Tamerza, um oásis no meio do deserto
Daqui seguimos caminho num Jeep do inferno. Os bancos não tinham molas e o estofo estafa tão gasto que cada solavancos da estrada era como descer escadas de rabo. Foi assim que chegámos ao Oásis de montanha de Tamerza, o maior da Tunísia. Ali aguardava-me uma grande surpresa (vá média, mas na altura pareceu um pote de ouro). Um rústico café, num oásis no meio do nada tinha maquina de café expresso! Há quantos dias não bebia um café expresso? Como verdadeira portuguesa delirei, esqueci que estava integrada num grupo e seguida lançada para o café. Claro que provoquei o caos. Todo o grupo teve que parar para que eu, e mais 2 ou 3 portugueses que seguiam no grupo matássemos o vício. Mas valeu a pena…
Voltando a Tamerza, a primeira imagem que guardo é a mancha de palmeiras e as suas copas verdes que se destacam no meio de uma imensidão de deserto. E também a pequena nascente de água que alimentava todo aquele pedaço luxuriante de terra. É uma paisagem que marca, pelo impacto de saber que nada ali sobrevive por muito tempo e que aqueles homens e mulheres ali vivem (ou sobrevivem) há centenas de anos.
Chebika
Nas imediações do oásis visitamos Chebika, uma antiga aldeia abandonada após as inundações que causaram mais de 400 mortos em toda a Tunísia. A aldeia foi reconstruída um pouco mais acima e ali se tem mantido, como que parada no tempo.

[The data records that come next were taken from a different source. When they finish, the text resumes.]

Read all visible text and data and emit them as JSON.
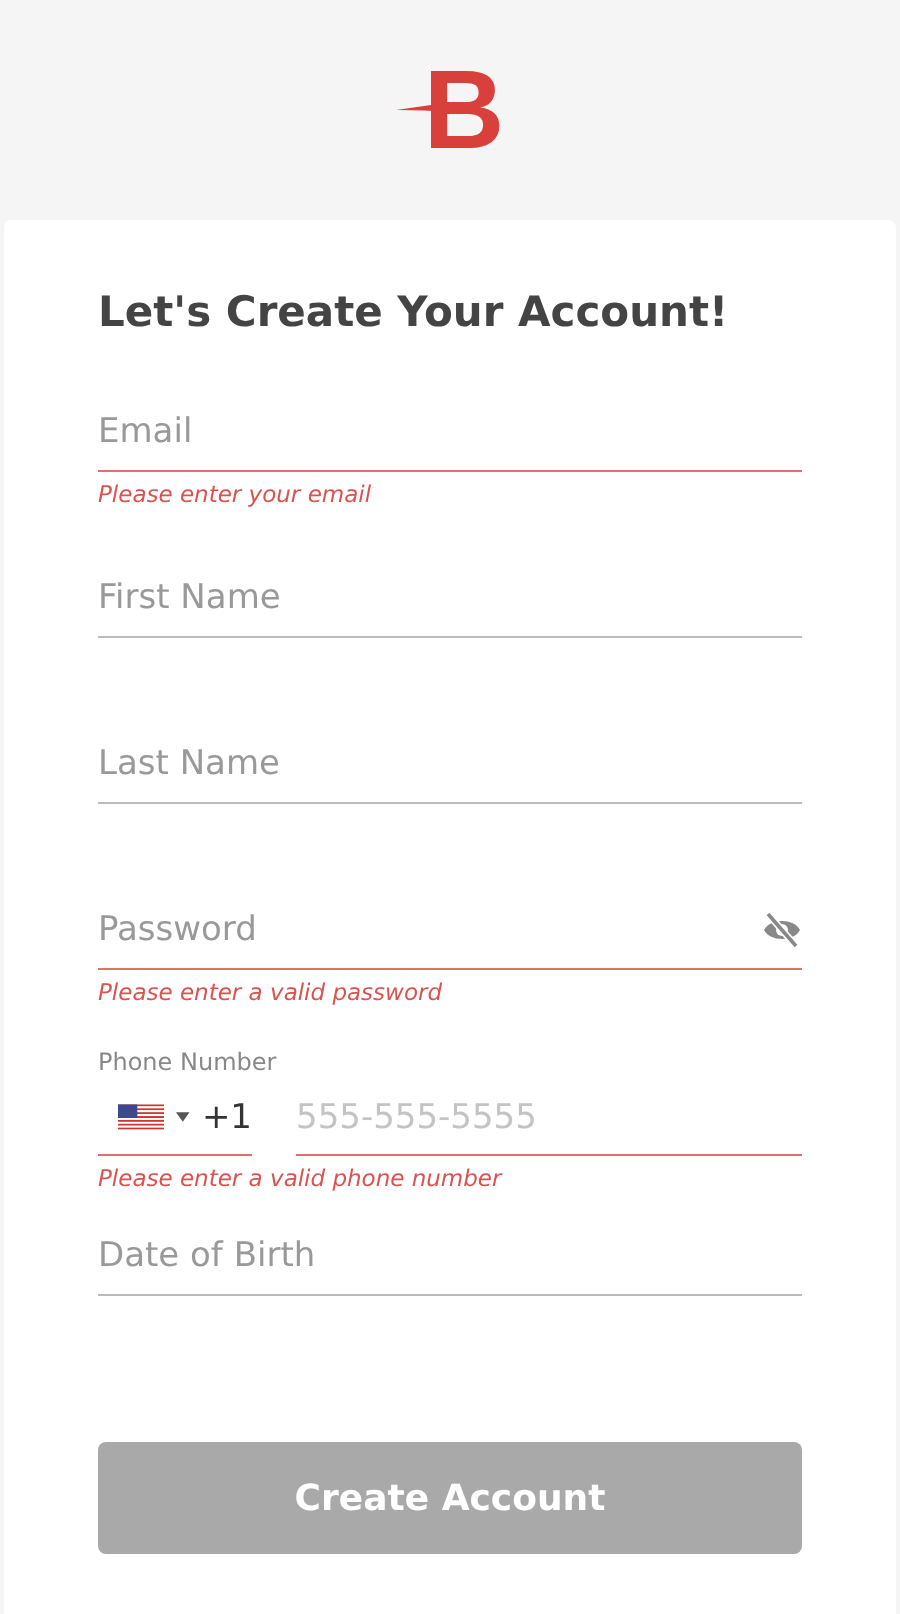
{
  "logo": {
    "text": "B"
  },
  "title": "Let's Create Your Account!",
  "fields": [
    {
      "kind": "text",
      "placeholder": "Email",
      "invalid": true,
      "error": "Please enter your email"
    },
    {
      "kind": "text",
      "placeholder": "First Name",
      "invalid": false
    },
    {
      "kind": "text",
      "placeholder": "Last Name",
      "invalid": false
    },
    {
      "kind": "password",
      "placeholder": "Password",
      "invalid": true,
      "error": "Please enter a valid password",
      "visible": false
    },
    {
      "kind": "phone",
      "label": "Phone Number",
      "code": "+1",
      "placeholder": "555-555-5555",
      "invalid": true,
      "error": "Please enter a valid phone number"
    },
    {
      "kind": "text",
      "placeholder": "Date of Birth",
      "invalid": false
    }
  ],
  "button": {
    "label": "Create Account",
    "disabled": true
  }
}
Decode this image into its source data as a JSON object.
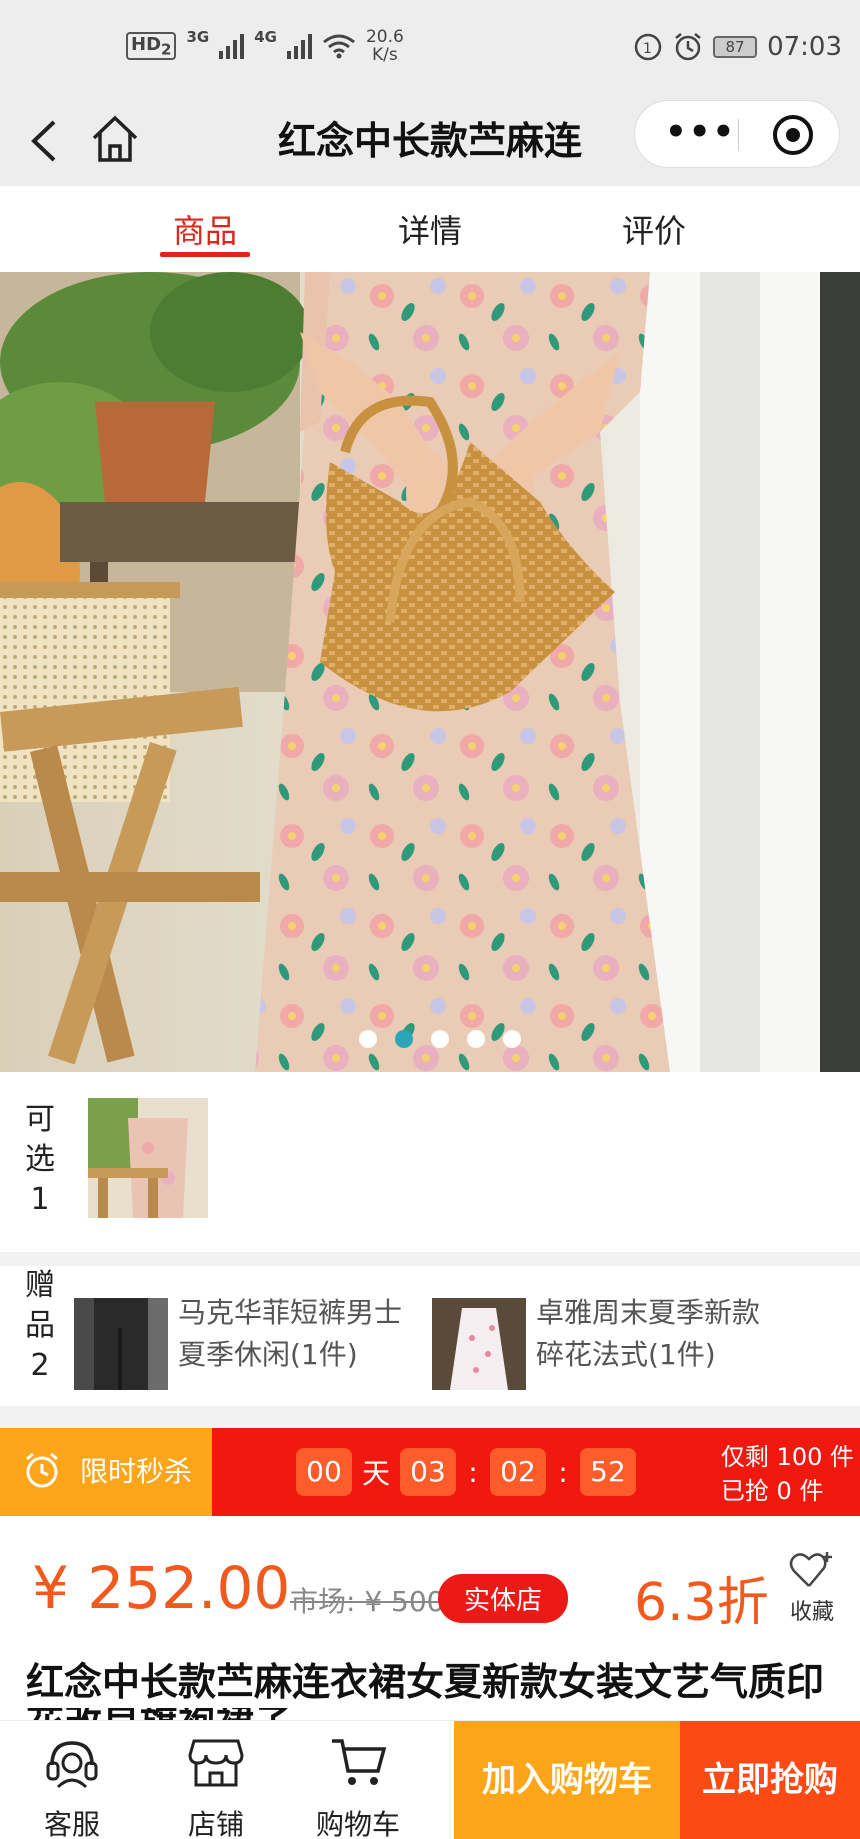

Outra memória que trago de Chebika é que este oásis já esteve debaixo do mar (parece impossível certo?). As provas são inegáveis, rochas com fosseis só possíveis de encontrar no mar. Como é que noutros tempos o mar cobriu esta zona inóspita do mundo é a pergunta que nos fica na cabeça. Na verdade, esta é apenas uma das muitas questões que nos surgem quando percorremos este oásis cuja vida, cultura, gentes e tradições se mantém intocáveis.

A viagem prosseguiu de regresso ao destino final, vagarosa e sonolenta, ao som do ar condicionado do autocarro e com todas as imagens dos dois dias onde entramos num universo cheio de contrastes: desertos e montanhas rochosas, a cor da areia (a perder de vista) e as roupas coloridas dos povos do deserto, paisagens selvagens com pequenos oásis de calma e cheios de vida.
Susse
Chegámos finalmente à última paragem, Susse, a terceira maior cidade da Tunísia. Tivemos apenas tempo para uma volta pela cidade onde o objetivo era visitar a mesquita, mas infelizmente não foi possível, chegamos mesmo na era hora da oração e a hora da oração é sagrada. A Medina está rodeada de grandes muros que fortificam esta parte da cidade. Deambulei por aqui e por ali, explorando as cores, sons e alguns produtos locais. Foi um final de viagem mais calmo e introspectivo.


A Tunísia é conhecida pelas suas paisagens únicas, as águas e límpidas, as praias de areias finas, as mesquitas e as medinas, onde rapidamente aprendemos a regatear até aquilo que não nos interessa. A Tunísia é uma mistura de muitas experiências, todas diferentes, que nos conquistam e nos envolvem para sempre.